Aquel verano de 1936 el Duero corría especialmente caudaloso después de un invierno y una primavera de copiosas lluvias. Fue el último en el que las hermanas Magdalena y Angelita Flechoso pudieron disfrutar de su deporte favorito, la natación, junto a su familia en la zona de Entrepuentes, cerca de su casa en la Bajada de San Pablo que conduce hacia el río. La crecida era también presagio de lágrimas, según expresó en sus memorias el capitán Espías Bermúdez, cuyo testimonio dio fe del despiadado asesinato de las niñas (la mayor, con 17 años, sólo 15 la más pequeña), apresadas y fusiladas la noche del 20 de noviembre. Angelita es la más joven de las 39 mujeres asesinadas en Zamora durante la etapa más dura de la represión franquista, según las investigaciones realizadas por Dori Martín Barrios para el libro "Políticas de género en el Franquismo", realizado junto a Eduardo Martín. Pero en aquellos primeros días de verano, las dos niñas poco podían aventurar el cruel destino que les aguardaba a manos de verdugos a menudo a sueldo, a duro por cadáver, cuentan. Un par de monedas a cambio de dos vidas que empezaban a despuntar en una ciudad que, por aquel entonces, contaba con algo más de 20.000 habitantes.

Casi un pueblo en el que todo el mundo se conocía, para bien y para mal. La ciudad no había escapado a los tumultuosos meses previos al golpe del 18 de julio, en los que los enfrentamientos entre extremistas de izquierdas y derechas habían producido ya dos muertos, la del falangista Francisco Gutiérrez Rivero y el comunista Rafael Ramos Barba, conocido como "El Pelao" de Olivares.

Los Flechoso Lorenzo eran una familia humilde. El padre, Baltasar Flechoso, pasó parte de su niñez en el Hospicio, donde fue depositado con un año de edad tras morir su madre, soltera, de la que conservó los apellidos. Fue adoptado por una familia de la plaza del Zumacal, en los Barrios Bajos. «De ellos hablaba con cariño. Con los años, pudo conocer a sus otros hermanos, que eran hijos de su padre, que estaba casado», relata Ángela Vivas Flechoso del que era su abuelo. En la plaza del Zumacal vivió sus primeros años de casado con Francisca Lorenzo y allí nació Dolores, la primera de las cuatro hijas del matrimonio.

Luego, decidieron emigrar al País Vasco. Se instalaron en Beasaín y después fijaron su residencia en Erandio (Vizcaya) donde nacieron las tres pequeñas, María, Magdalena y Angelita. Apenas se llevaban dos años entre una y otra.

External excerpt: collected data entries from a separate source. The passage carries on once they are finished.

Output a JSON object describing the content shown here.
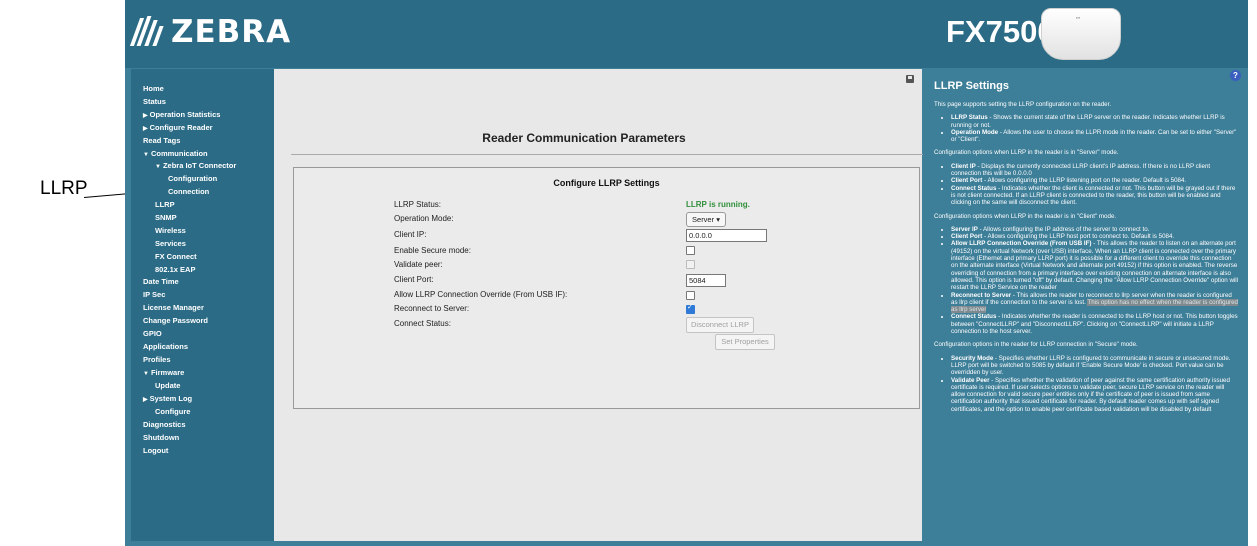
{
  "callout": {
    "label": "LLRP"
  },
  "header": {
    "brand": "ZEBRA",
    "model": "FX7500",
    "device_badge": "′″"
  },
  "sidebar": {
    "items": [
      {
        "label": "Home"
      },
      {
        "label": "Status"
      },
      {
        "label": "Operation Statistics",
        "arrow": "▶"
      },
      {
        "label": "Configure Reader",
        "arrow": "▶"
      },
      {
        "label": "Read Tags"
      },
      {
        "label": "Communication",
        "arrow": "▼"
      },
      {
        "label": "Zebra IoT Connector",
        "arrow": "▼"
      },
      {
        "label": "Configuration"
      },
      {
        "label": "Connection"
      },
      {
        "label": "LLRP"
      },
      {
        "label": "SNMP"
      },
      {
        "label": "Wireless"
      },
      {
        "label": "Services"
      },
      {
        "label": "FX Connect"
      },
      {
        "label": "802.1x EAP"
      },
      {
        "label": "Date Time"
      },
      {
        "label": "IP Sec"
      },
      {
        "label": "License Manager"
      },
      {
        "label": "Change Password"
      },
      {
        "label": "GPIO"
      },
      {
        "label": "Applications"
      },
      {
        "label": "Profiles"
      },
      {
        "label": "Firmware",
        "arrow": "▼"
      },
      {
        "label": "Update"
      },
      {
        "label": "System Log",
        "arrow": "▶"
      },
      {
        "label": "Configure"
      },
      {
        "label": "Diagnostics"
      },
      {
        "label": "Shutdown"
      },
      {
        "label": "Logout"
      }
    ]
  },
  "main": {
    "page_title": "Reader Communication Parameters",
    "panel_title": "Configure LLRP Settings",
    "labels": {
      "llrp_status": "LLRP Status:",
      "operation_mode": "Operation Mode:",
      "client_ip": "Client IP:",
      "secure_mode": "Enable Secure mode:",
      "validate_peer": "Validate peer:",
      "client_port": "Client Port:",
      "allow_override": "Allow LLRP Connection Override (From USB IF):",
      "reconnect": "Reconnect to Server:",
      "connect_status": "Connect Status:"
    },
    "values": {
      "llrp_status": "LLRP is running.",
      "operation_mode": "Server ▾",
      "client_ip": "0.0.0.0",
      "client_port": "5084",
      "secure_mode_checked": false,
      "validate_peer_checked": false,
      "allow_override_checked": false,
      "reconnect_checked": true
    },
    "buttons": {
      "disconnect": "Disconnect LLRP",
      "set_properties": "Set Properties"
    }
  },
  "help": {
    "icon": "?",
    "title": "LLRP Settings",
    "intro": "This page supports setting the LLRP configuration on the reader.",
    "list1": [
      {
        "term": "LLRP Status",
        "text": " - Shows the current state of the LLRP server on the reader. Indicates whether LLRP is running or not."
      },
      {
        "term": "Operation Mode",
        "text": " - Allows the user to choose the LLPR mode in the reader. Can be set to either \"Server\" or \"Client\"."
      }
    ],
    "server_heading": "Configuration options when LLRP in the reader is in \"Server\" mode.",
    "list2": [
      {
        "term": "Client IP",
        "text": " - Displays the currently connected LLRP client's IP address. If there is no LLRP client connection this will be 0.0.0.0"
      },
      {
        "term": "Client Port",
        "text": " - Allows configuring the LLRP listening port on the reader. Default is 5084."
      },
      {
        "term": "Connect Status",
        "text": " - Indicates whether the client is connected or not. This button will be grayed out if there is not client connected. If an LLRP client is connected to the reader, this button will be enabled and clicking on the same will disconnect the client."
      }
    ],
    "client_heading": "Configuration options when LLRP in the reader is in \"Client\" mode.",
    "list3": [
      {
        "term": "Server IP",
        "text": " - Allows configuring the IP address of the server to connect to."
      },
      {
        "term": "Client Port",
        "text": " - Allows configuring the LLRP host port to connect to. Default is 5084."
      },
      {
        "term": "Allow LLRP Connection Override (From USB IF)",
        "text": " - This allows the reader to listen on an alternate port (49152) on the virtual Network (over USB) interface. When an LLRP client is connected over the primary interface (Ethernet and primary LLRP port) it is possible for a different client to override this connection on the alternate interface (Virtual Network and alternate port 49152) if this option is enabled. The reverse overriding of connection from a primary interface over existing connection on alternate interface is also allowed. This option is turned \"off\" by default. Changing the \"Allow LLRP Connection Override\" option will restart the LLRP Service on the reader"
      },
      {
        "term": "Reconnect to Server",
        "text": " - This allows the reader to reconnect to llrp server when the reader is configured as llrp client if the connection to the server is lost. ",
        "highlight": "This option has no effect when the reader is configured as llrp server"
      },
      {
        "term": "Connect Status",
        "text": " - Indicates whether the reader is connected to the LLRP host or not. This button toggles between \"ConnectLLRP\" and \"DisconnectLLRP\". Clicking on \"ConnectLLRP\" will initiate a LLRP connection to the host server."
      }
    ],
    "secure_heading": "Configuration options in the reader for LLRP connection in \"Secure\" mode.",
    "list4": [
      {
        "term": "Security Mode",
        "text": " - Specifies whether LLRP is configured to communicate in secure or unsecured mode. LLRP port will be switched to 5085 by default if 'Enable Secure Mode' is checked. Port value can be overridden by user."
      },
      {
        "term": "Validate Peer",
        "text": " - Specifies whether the validation of peer against the same certification authority issued certificate is required. If user selects options to validate peer, secure LLRP service on the reader will allow connection for valid secure peer entities only if the certificate of peer is issued from same certification authority that issued certificate for reader. By default reader comes up with self signed certificates, and the option to enable peer certificate based validation will be disabled by default"
      }
    ]
  }
}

La salud de Baltasar se resentía del húmedo clima del norte, por eso, cuando Angelita apenas tenía tres años, la familia Flechoso se volvió a Zamora. Se instalaron en la Bajada de San Pablo mientras el padre abría una herrería en Cortinas de San Miguel. La vida de las niñas discurría como las de cualquier otra: reuniones familiares, pandillas de amigos y tiempos de correrías en los alrededores del cercano río. «Mi abuelo era un excelente nadador y también mis tías. Solía llevarse las niñas a los Tres Árboles. Sobre todo mi madre, María, era una gran nadadora de espalda», apunta Ángela Vivas. Luego, cuando fueron creciendo, llegaron los bailes en Valorio, los primeros amores... «Mi tía Magdalena tenía un novio, al que también mataron. Mi tía Angelita era la más niña, estaba más apegada a su madre, a la que adoraba. Se podía pasar las horas lavándola, peinándola, arreglándole las uñas».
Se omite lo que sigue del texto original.